1. Le système portuaire

1.1 Le port : un espace fonctionnel et une organisation administrative

Un port de commerce est un ensemble complexe d'équipements regroupés au bord de l'eau et destinés à expédier ou recevoir des marchandises ou des passagers par la voie maritime.

Définition de l'ESPO 5 ( * )

On entend par port maritime une superficie de terrain et d'eau comportant des aménagements et des installations permettant principalement la réception des navires, leur chargement et leur déchargement, le stockage des marchandises, la réception et l'évacuation de ces marchandises par les moyens de transport terrestre et pouvant comporter également des activités d'entreprises liées au transport maritime.

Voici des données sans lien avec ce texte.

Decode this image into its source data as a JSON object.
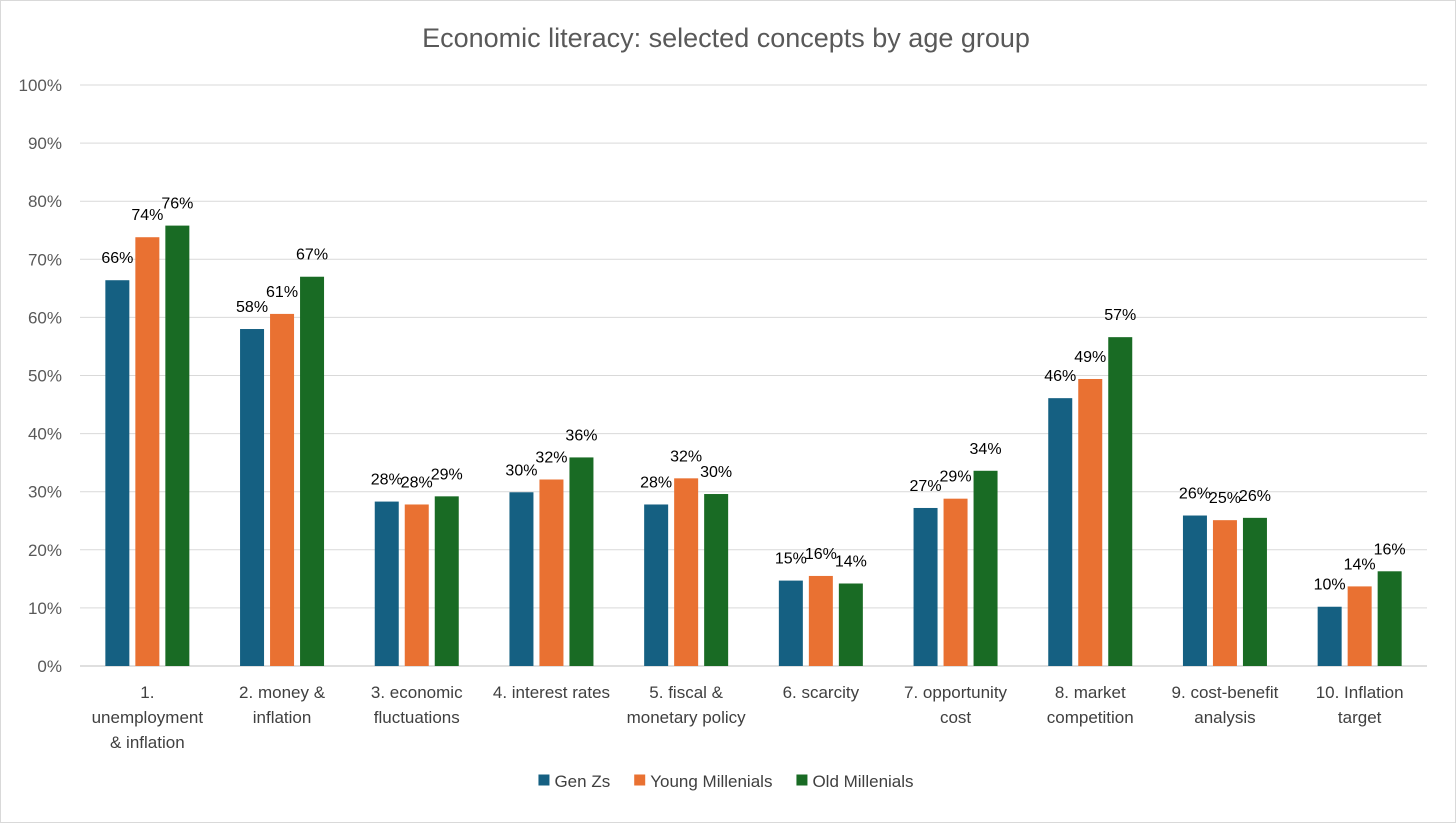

Les transports maritimes de passagers se limitent aujourd'hui à des traversées de courtes distances et, le cas échéant, à des activités de croisière. Les transports de marchandises, ou de fret 6 ( * ) , qui constituent le coeur du trafic portuaire pour la plupart des ports, concernent des produits qui, soit partent ou arrivent dans les environs immédiats du port où ils sont stockés ou transformés, soit sont réacheminés dans la zone de desserte du port (l'hinterland). Pour ce faire, tous les modes de transports sont sollicités, majoritairement la route, mais également le fer, la voie navigable, les conduites ou le cabotage maritime (navigation côtière de courte distance), ce qui implique qu'un port est par excellence une plate-forme d'échanges intermodaux.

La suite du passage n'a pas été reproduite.